Friday, November 18, 2016

Três países num só território


Pedro J. Bondaczuk


A Lei de Diretrizes Orçamentárias, aprovada após tanta polêmica na terça-feira e que já subiu para a sanção presidencial, dá prioridade, embora de forma velada, para três setores, em termos de investimentos: transporte, energia e comunicação.

Tais inversões estão previstas para serem de 25% no mínimo, representados por 15% diretamente e 10% mediante autorização de ampliação da capacidade de endividamento das estatais que atuam nessas atividades. Não se discute a necessidade de modernização, e expansão, em campos de tamanha abrangência. Mas o prioritário, até emergencial, que salta à vista de tão óbvio e caótico, é o lado social. São os setores da saúde, da educação, da segurança pública e principalmente da habitação.

A realidade que qualquer cidadão pode observar, num simples passeio pelas ruas, é que o brasileiro é sobretudo desnutrido, desdentado, carente em termos de educação, inseguro em relação à sua proteção pessoal e patrimonial e fundamentalmente não tem onde morar.

Referimo-nos, é claro, ao Brasil da grande maioria.
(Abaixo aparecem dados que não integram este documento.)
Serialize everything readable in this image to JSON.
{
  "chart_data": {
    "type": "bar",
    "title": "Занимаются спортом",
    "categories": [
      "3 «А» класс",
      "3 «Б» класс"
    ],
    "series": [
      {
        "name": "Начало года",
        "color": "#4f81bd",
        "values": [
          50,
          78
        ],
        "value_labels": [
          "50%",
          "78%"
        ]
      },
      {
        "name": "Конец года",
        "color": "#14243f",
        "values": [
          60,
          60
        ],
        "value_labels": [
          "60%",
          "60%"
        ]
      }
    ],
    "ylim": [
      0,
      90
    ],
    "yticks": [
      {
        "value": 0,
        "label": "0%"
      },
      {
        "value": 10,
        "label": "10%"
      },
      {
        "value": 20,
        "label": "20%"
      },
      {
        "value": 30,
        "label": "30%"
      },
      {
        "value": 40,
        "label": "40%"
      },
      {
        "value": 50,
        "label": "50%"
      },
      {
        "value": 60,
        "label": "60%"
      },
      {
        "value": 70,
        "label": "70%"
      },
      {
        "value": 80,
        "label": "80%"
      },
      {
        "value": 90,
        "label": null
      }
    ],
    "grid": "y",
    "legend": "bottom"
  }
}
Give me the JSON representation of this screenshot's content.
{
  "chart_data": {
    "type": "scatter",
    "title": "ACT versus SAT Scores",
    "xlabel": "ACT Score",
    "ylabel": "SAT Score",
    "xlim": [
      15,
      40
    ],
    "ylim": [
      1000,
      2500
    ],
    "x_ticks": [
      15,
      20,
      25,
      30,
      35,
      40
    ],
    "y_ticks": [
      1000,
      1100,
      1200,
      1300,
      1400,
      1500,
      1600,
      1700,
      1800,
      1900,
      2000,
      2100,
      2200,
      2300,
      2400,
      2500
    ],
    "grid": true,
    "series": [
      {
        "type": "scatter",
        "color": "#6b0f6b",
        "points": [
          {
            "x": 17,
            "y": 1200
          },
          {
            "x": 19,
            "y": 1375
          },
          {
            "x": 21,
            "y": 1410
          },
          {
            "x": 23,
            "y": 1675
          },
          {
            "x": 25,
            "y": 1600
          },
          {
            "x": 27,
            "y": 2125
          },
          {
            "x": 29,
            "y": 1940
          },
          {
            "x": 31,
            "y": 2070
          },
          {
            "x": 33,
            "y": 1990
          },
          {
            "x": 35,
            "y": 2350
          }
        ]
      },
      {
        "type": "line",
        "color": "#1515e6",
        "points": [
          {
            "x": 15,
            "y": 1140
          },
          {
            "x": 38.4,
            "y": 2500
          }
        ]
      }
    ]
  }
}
Há três países distintos convivendo num mesmo território, tendo um mesmo costume, uma só língua, uma única tradição e história, mas destinos muito diversos. Um, do porte do Líbano (com cerca de três milhões de pessoas) é o detentor de 55% da riqueza nacional.

O outro, um pouco mais populoso, um Peru, por exemplo, (17 milhões) é o dos que lutam para chegar ao patamar anterior e está espremido entre duas grandes forças, a do poder econômico e a das magníficas carências. É a chamada classe média.
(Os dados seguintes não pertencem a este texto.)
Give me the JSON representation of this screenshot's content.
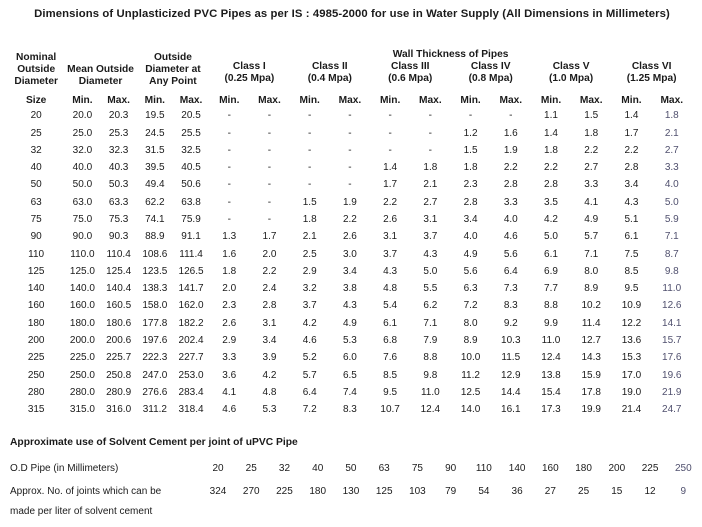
{
  "title": "Dimensions of Unplasticized PVC Pipes as per IS : 4985-2000 for use in Water Supply (All Dimensions in Millimeters)",
  "main_table": {
    "wall_thickness_header": "Wall  Thickness of Pipes",
    "col_headers": {
      "nominal": "Nominal Outside Diameter",
      "mean": "Mean Outside Diameter",
      "any_point": "Outside Diameter at Any Point"
    },
    "classes": [
      {
        "name": "Class I",
        "pressure": "(0.25 Mpa)"
      },
      {
        "name": "Class II",
        "pressure": "(0.4 Mpa)"
      },
      {
        "name": "Class III",
        "pressure": "(0.6 Mpa)"
      },
      {
        "name": "Class IV",
        "pressure": "(0.8 Mpa)"
      },
      {
        "name": "Class V",
        "pressure": "(1.0 Mpa)"
      },
      {
        "name": "Class VI",
        "pressure": "(1.25 Mpa)"
      }
    ],
    "size_label": "Size",
    "min_label": "Min.",
    "max_label": "Max.",
    "rows": [
      {
        "size": "20",
        "values": [
          "20.0",
          "20.3",
          "19.5",
          "20.5",
          "-",
          "-",
          "-",
          "-",
          "-",
          "-",
          "-",
          "-",
          "1.1",
          "1.5",
          "1.4",
          "1.8"
        ]
      },
      {
        "size": "25",
        "values": [
          "25.0",
          "25.3",
          "24.5",
          "25.5",
          "-",
          "-",
          "-",
          "-",
          "-",
          "-",
          "1.2",
          "1.6",
          "1.4",
          "1.8",
          "1.7",
          "2.1"
        ]
      },
      {
        "size": "32",
        "values": [
          "32.0",
          "32.3",
          "31.5",
          "32.5",
          "-",
          "-",
          "-",
          "-",
          "-",
          "-",
          "1.5",
          "1.9",
          "1.8",
          "2.2",
          "2.2",
          "2.7"
        ]
      },
      {
        "size": "40",
        "values": [
          "40.0",
          "40.3",
          "39.5",
          "40.5",
          "-",
          "-",
          "-",
          "-",
          "1.4",
          "1.8",
          "1.8",
          "2.2",
          "2.2",
          "2.7",
          "2.8",
          "3.3"
        ]
      },
      {
        "size": "50",
        "values": [
          "50.0",
          "50.3",
          "49.4",
          "50.6",
          "-",
          "-",
          "-",
          "-",
          "1.7",
          "2.1",
          "2.3",
          "2.8",
          "2.8",
          "3.3",
          "3.4",
          "4.0"
        ]
      },
      {
        "size": "63",
        "values": [
          "63.0",
          "63.3",
          "62.2",
          "63.8",
          "-",
          "-",
          "1.5",
          "1.9",
          "2.2",
          "2.7",
          "2.8",
          "3.3",
          "3.5",
          "4.1",
          "4.3",
          "5.0"
        ]
      },
      {
        "size": "75",
        "values": [
          "75.0",
          "75.3",
          "74.1",
          "75.9",
          "-",
          "-",
          "1.8",
          "2.2",
          "2.6",
          "3.1",
          "3.4",
          "4.0",
          "4.2",
          "4.9",
          "5.1",
          "5.9"
        ]
      },
      {
        "size": "90",
        "values": [
          "90.0",
          "90.3",
          "88.9",
          "91.1",
          "1.3",
          "1.7",
          "2.1",
          "2.6",
          "3.1",
          "3.7",
          "4.0",
          "4.6",
          "5.0",
          "5.7",
          "6.1",
          "7.1"
        ]
      },
      {
        "size": "110",
        "values": [
          "110.0",
          "110.4",
          "108.6",
          "111.4",
          "1.6",
          "2.0",
          "2.5",
          "3.0",
          "3.7",
          "4.3",
          "4.9",
          "5.6",
          "6.1",
          "7.1",
          "7.5",
          "8.7"
        ]
      },
      {
        "size": "125",
        "values": [
          "125.0",
          "125.4",
          "123.5",
          "126.5",
          "1.8",
          "2.2",
          "2.9",
          "3.4",
          "4.3",
          "5.0",
          "5.6",
          "6.4",
          "6.9",
          "8.0",
          "8.5",
          "9.8"
        ]
      },
      {
        "size": "140",
        "values": [
          "140.0",
          "140.4",
          "138.3",
          "141.7",
          "2.0",
          "2.4",
          "3.2",
          "3.8",
          "4.8",
          "5.5",
          "6.3",
          "7.3",
          "7.7",
          "8.9",
          "9.5",
          "11.0"
        ]
      },
      {
        "size": "160",
        "values": [
          "160.0",
          "160.5",
          "158.0",
          "162.0",
          "2.3",
          "2.8",
          "3.7",
          "4.3",
          "5.4",
          "6.2",
          "7.2",
          "8.3",
          "8.8",
          "10.2",
          "10.9",
          "12.6"
        ]
      },
      {
        "size": "180",
        "values": [
          "180.0",
          "180.6",
          "177.8",
          "182.2",
          "2.6",
          "3.1",
          "4.2",
          "4.9",
          "6.1",
          "7.1",
          "8.0",
          "9.2",
          "9.9",
          "11.4",
          "12.2",
          "14.1"
        ]
      },
      {
        "size": "200",
        "values": [
          "200.0",
          "200.6",
          "197.6",
          "202.4",
          "2.9",
          "3.4",
          "4.6",
          "5.3",
          "6.8",
          "7.9",
          "8.9",
          "10.3",
          "11.0",
          "12.7",
          "13.6",
          "15.7"
        ]
      },
      {
        "size": "225",
        "values": [
          "225.0",
          "225.7",
          "222.3",
          "227.7",
          "3.3",
          "3.9",
          "5.2",
          "6.0",
          "7.6",
          "8.8",
          "10.0",
          "11.5",
          "12.4",
          "14.3",
          "15.3",
          "17.6"
        ]
      },
      {
        "size": "250",
        "values": [
          "250.0",
          "250.8",
          "247.0",
          "253.0",
          "3.6",
          "4.2",
          "5.7",
          "6.5",
          "8.5",
          "9.8",
          "11.2",
          "12.9",
          "13.8",
          "15.9",
          "17.0",
          "19.6"
        ]
      },
      {
        "size": "280",
        "values": [
          "280.0",
          "280.9",
          "276.6",
          "283.4",
          "4.1",
          "4.8",
          "6.4",
          "7.4",
          "9.5",
          "11.0",
          "12.5",
          "14.4",
          "15.4",
          "17.8",
          "19.0",
          "21.9"
        ]
      },
      {
        "size": "315",
        "values": [
          "315.0",
          "316.0",
          "311.2",
          "318.4",
          "4.6",
          "5.3",
          "7.2",
          "8.3",
          "10.7",
          "12.4",
          "14.0",
          "16.1",
          "17.3",
          "19.9",
          "21.4",
          "24.7"
        ]
      }
    ]
  },
  "cement_table": {
    "heading": "Approximate use of Solvent Cement per joint of uPVC Pipe",
    "od_label": "O.D Pipe (in Millimeters)",
    "joints_label_line1": "Approx. No. of joints which can be",
    "joints_label_line2": "made per liter of solvent cement",
    "od_values": [
      "20",
      "25",
      "32",
      "40",
      "50",
      "63",
      "75",
      "90",
      "110",
      "140",
      "160",
      "180",
      "200",
      "225",
      "250"
    ],
    "joint_values": [
      "324",
      "270",
      "225",
      "180",
      "130",
      "125",
      "103",
      "79",
      "54",
      "36",
      "27",
      "25",
      "15",
      "12",
      "9"
    ]
  },
  "colors": {
    "text": "#1b1b1b",
    "last_column_tint": "#50506e",
    "background": "#ffffff"
  }
}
E, finalmente, vem o terceiro grupo, com a maior parte vivendo abaixo da linha da miséria. Ele é imenso, gigantesco, assustador. Compõe-se de um Bangladesh (que tem 103 milhões de habitantes) e de uma Alemanha Oriental de sobra (16 milhões).

É nesse país dos deserdados, dos “descamisados”, como define o presidente Fernando Collor de Mello, que de cada mil crianças, 65 morrem antes do primeiro ano de vida. Que mais de 250 mil são “abatidas” anualmente pela fome e suas seqüelas. Que a virtual totalidade dos seus integrantes é marginalizada dos serviços odontológicos e é composta, portanto, por desdentados.

Para essa maioria esmagadora, para tanta gente, é que deveria ser dada prioridade absolutíssima em qualquer orçamento de qualquer governo. Uma nação não é apenas um território, uma bandeira, um hino, um ideal. É, principalmente, um povo. E, como constatou o jornalista Gaudêncio Torquato: “Uma geração desnutrida, desdentada e desprotegida jamais será sinônimo de um povo saudável e formoso”.


(Artigo publicado na página 2, Opinião, do Correio Popular, em 13 de julho de 1990).